First, consider the word “holy” itself. The basic idea behind it, besides its ethical and moral tones, is to be “set aside” or to be “separated” for God’s use. For example, even the utensils in the Old Testament tabernacle and Temple were called “holy” because they were set aside, separated for special use (Lev.8:10-11; Numbers 7:1). Consider how this idea of seeing our holidays become holy days by being more intentional about what you choose to do or not to do during these days. For example, while there is nothing intrinsically wrong about shopping or eating special foods during the holidays, when we do these things, are we doing them in a “holy” manner, or, are just doing them because “that’s what you do” during the holidays? May I suggest we can partake or not partake of holiday activities in a holy manner by becoming more consciously aware of why we do certain things. What is your motivation? Do these activities leave you more related and rested, or, do they just add to the strain of the season? If it’s the latter and not the former, then we are experiencing the season as a holiday but not truly a holy day.
Second, be very intentional and diligent to spend time with the God we thank and celebrate during the holidays. Perhaps you have a time each day where you like to get aside and spend it with God, reading His Word, meditating upon it, and quieting your spirit as you listen to and talk to Him in prayer. This “quiet-time” some call it, this discipline of being “set aside” to hear from Him and talk to Him, by its very nature is a holy time. Perhaps this is stating the obvious, but I would encourage you, by His enabling grace, to be even more diligent to enter into this holy time with Him during the holidays. The pull and the strain of all the things we feel we “must” do during this season, has the illusion of promising anything and everything we need, all except a sense of rest and relaxation that comes with a true holy day.
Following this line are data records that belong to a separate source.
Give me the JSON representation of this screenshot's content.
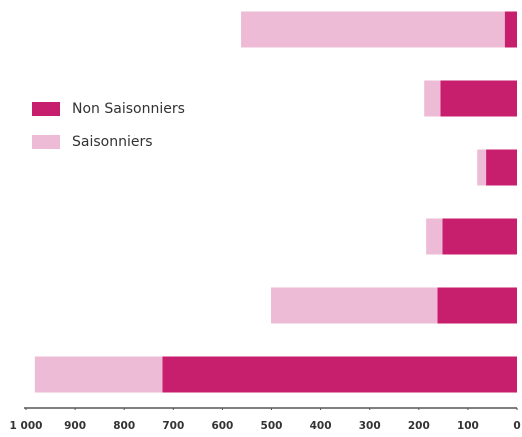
{
  "chart_data": {
    "type": "stacked-barh",
    "categories": [
      null,
      null,
      null,
      null,
      null,
      null
    ],
    "series": [
      {
        "name": "Non Saisonniers",
        "color": "#c81e6e",
        "values": [
          25,
          156,
          63,
          152,
          162,
          722
        ]
      },
      {
        "name": "Saisonniers",
        "color": "#eebbd6",
        "values": [
          537,
          33,
          18,
          33,
          339,
          260
        ]
      }
    ],
    "xlim": [
      1000,
      0
    ],
    "xticks": [
      {
        "value": 1000,
        "label": "1 000"
      },
      900,
      800,
      700,
      600,
      500,
      400,
      300,
      200,
      100,
      0
    ],
    "legend": "left"
  }
}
Third, reflect deeply upon the reason for the season. Yes, it’s a cliché, but a helpful one! I’ll suggest the main reason for the holy day season can be summed up in the following words: “For God so loved the world, He gave His only Son, that whosoever believed in Him, would not perish, but have eternal life” (John 3:16). Consider especially those familiar four first words: “For God so loved . . .” With Thanks-giving and Christmas, we celebrate “God so loved”. He has given us so much. Food, clothing, health, friends, family, shelter, opportunities to work, His beautiful creation, and, of course, He has given us His Son Who invites us to be new creations, connected to Him (2 Cor. 5:17). If you and I will reflect deeply upon the reason for the season, that God so loved, we will be amazed. We will be humbled. We will be stirred, we will worship. And, may I suggest, we will enter into a rest and a relaxation that is ours as we come to the Gentle and humble One. We will find rest for our souls during the holidays (Matt. 11:28-30). And these busy holidays will become holy days. He invites to His love. Will we come?